The fastest way to devalue a currency is through inflation. When inflation occurs, it takes more currency to buy the same product or service. The value of the currency unit becomes less relative to goods and prices people charge. For a government, normally inflation is something it doesn’t want because it can destabilize the local market. However, if the country begins to print more currency, it makes more units available. In doing so, more currency is available on the market based on the country’s production or value. This makes the currency cheaper in relation to other countries.
Alternatively, a government could make lending easier by lowering borrowing rates. When this occurs, it floods the country’s market with more money as more loans occur. People have money, they spend and more currency hits the street and circulates. This in turn can also devalue a currency while the lending continues. However, when the borrowing dries up as rates again increase, the remaining dollars will eventually dwindle and increase in value. So the effect is temporary.
Finally, a government could arbitrarily dictate that its currency is worth less. However, especially now in a global market, doing so can cause significant havoc and isolation of the country from others countries’ markets. For trade to work and flourish, countries need to respect and be mindful of each other. The currency relationship needs to flow on its own rather than be influenced by arbitrary rate-setting. Arbitrary currency devaluation can quickly make economic enemies a country doesn’t need.

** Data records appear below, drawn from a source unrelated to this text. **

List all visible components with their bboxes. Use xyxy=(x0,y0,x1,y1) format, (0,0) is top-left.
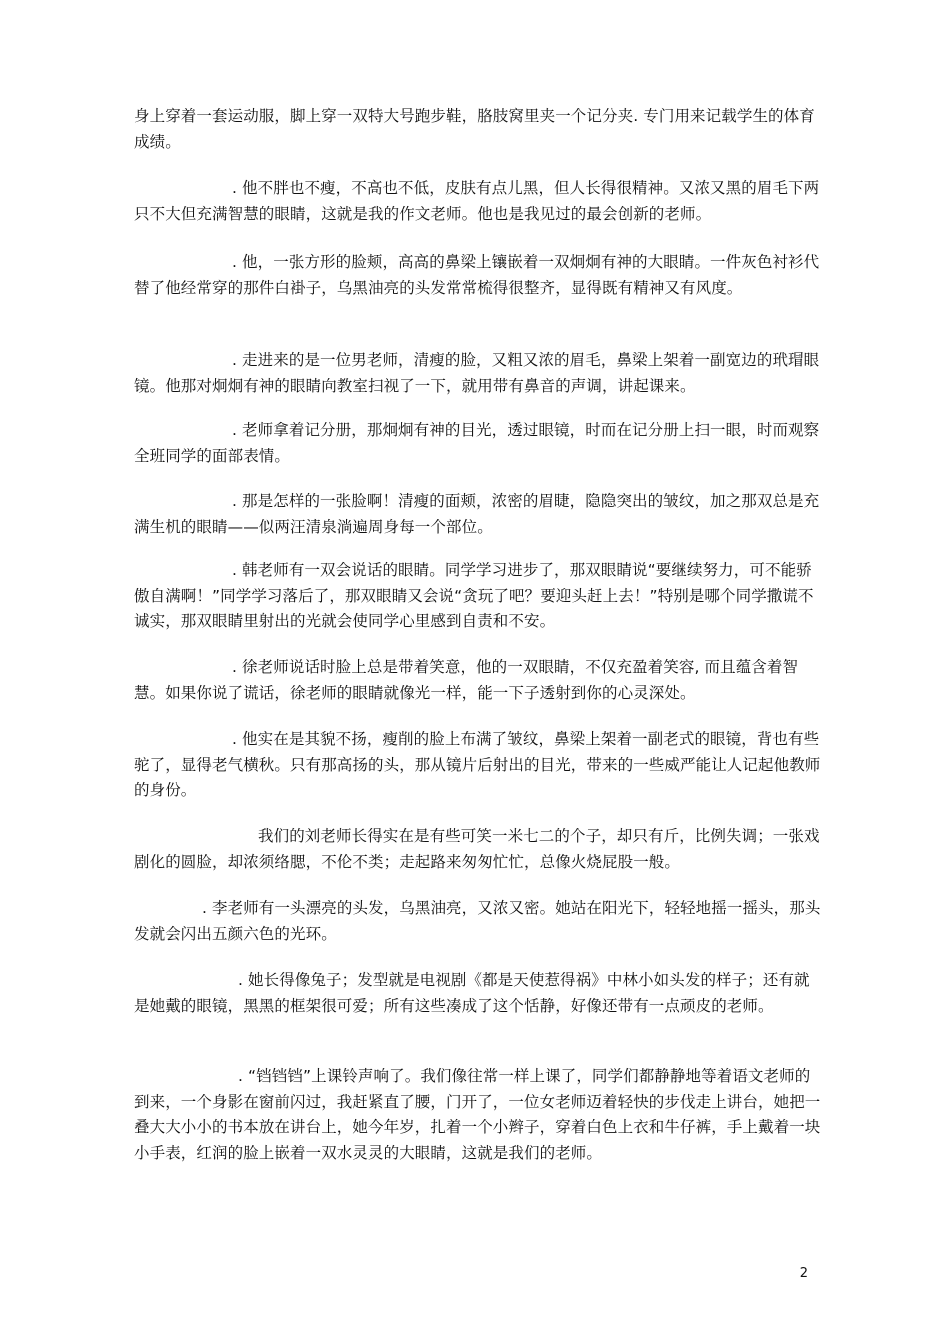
paragraph-4: . 走进来的是一位男老师，清瘦的脸，又粗又浓的眉毛，鼻梁上架着一副宽边的玳瑁眼镜。他那对炯炯有神的眼睛向教室扫视了一下，就用带有鼻音的声调，讲起课来。 xyxy=(134,351,820,395)
page-number: 2 xyxy=(799,1266,808,1281)
paragraph-11: . 李老师有一头漂亮的头发，乌黑油亮，又浓又密。她站在阳光下，轻轻地摇一摇头，那头发就会闪出五颜六色的光环。 xyxy=(134,899,821,943)
paragraph-2: . 他不胖也不瘦，不高也不低，皮肤有点儿黑，但人长得很精神。又浓又黑的眉毛下两只不大但充满智慧的眼睛，这就是我的作文老师。他也是我见过的最会创新的老师。 xyxy=(134,179,820,223)
paragraph-9: . 他实在是其貌不扬，瘦削的脸上布满了皱纹，鼻梁上架着一副老式的眼镜，背也有些驼了，显得老气横秋。只有那高扬的头，那从镜片后射出的目光，带来的一些威严能让人记起他教师的身份。 xyxy=(134,730,821,799)
paragraph-1: 身上穿着一套运动服，脚上穿一双特大号跑步鞋，胳肢窝里夹一个记分夹. 专门用来记载学生的体育成绩。 xyxy=(134,107,815,151)
paragraph-5: . 老师拿着记分册，那炯炯有神的目光，透过眼镜，时而在记分册上扫一眼，时而观察全班同学的面部表情。 xyxy=(134,421,820,465)
paragraph-3: . 他，一张方形的脸颊，高高的鼻梁上镶嵌着一双炯炯有神的大眼睛。一件灰色衬衫代替了他经常穿的那件白褂子，乌黑油亮的头发常常梳得很整齐，显得既有精神又有风度。 xyxy=(134,253,820,297)
paragraph-12: . 她长得像兔子；发型就是电视剧《都是天使惹得祸》中林小如头发的样子；还有就是她戴的眼镜，黑黑的框架很可爱；所有这些凑成了这个恬静，好像还带有一点顽皮的老师。 xyxy=(134,971,810,1015)
paragraph-10: 我们的刘老师长得实在是有些可笑一米七二的个子，却只有斤，比例失调；一张戏剧化的圆脸，却浓须络腮，不伦不类；走起路来匆匆忙忙，总像火烧屁股一般。 xyxy=(134,827,820,871)
paragraph-13: . “铛铛铛”上课铃声响了。我们像往常一样上课了，同学们都静静地等着语文老师的到来，一个身影在窗前闪过，我赶紧直了腰，门开了，一位女老师迈着轻快的步伐走上讲台，她把一叠大大小小的书本放在讲台上，她今年岁，扎着一个小辫子，穿着白色上衣和牛仔裤，手上戴着一块小手表，红润的脸上嵌着一双水灵灵的大眼睛，这就是我们的老师。 xyxy=(134,1067,821,1162)
paragraph-6: . 那是怎样的一张脸啊！清瘦的面颊，浓密的眉睫，隐隐突出的皱纹，加之那双总是充满生机的眼睛——似两汪清泉淌遍周身每一个部位。 xyxy=(134,492,820,536)
paragraph-8: . 徐老师说话时脸上总是带着笑意，他的一双眼睛，不仅充盈着笑容, 而且蕴含着智慧。如果你说了谎话，徐老师的眼睛就像光一样，能一下子透射到你的心灵深处。 xyxy=(134,658,799,702)
paragraph-7: . 韩老师有一双会说话的眼睛。同学学习进步了，那双眼睛说“要继续努力，可不能骄傲自满啊！”同学学习落后了，那双眼睛又会说“贪玩了吧？要迎头赶上去！”特别是哪个同学撒谎不诚实，那双眼睛里射出的光就会使同学心里感到自责和不安。 xyxy=(134,561,814,630)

One of the main reasons a country devalues its currency is to increase its ability to bring in production from the outside and boost its own labor and development. When outside currencies are much stronger, a country can attract international business with cheaper production and labor costs by having a lower valued currency.
Alternatively, a country may want to recover its currency from overseas holders. By devaluing the currency it becomes worth less and cheaper to buy back. They country can then re-inflate the value again over time to bring it back to its original state, however it’s no longer sitting overseas.
Finally, a country may want to devalue its currency to pay off international debt. If its original loans were made in the same currency, the country could devalue the monetary value by printing more to then pay off the loan faster. This approach gets the borrower country out of the debt that may be pulling financial resources away and becoming a burden.
Currency devaluation is only one tool of a number of ways countries manipulate their currencies in relation to other countries. However, in some circumstances, it can be a very powerful tool. That said, devaluation can also cause political strife between markets. So it needs to be handled carefully.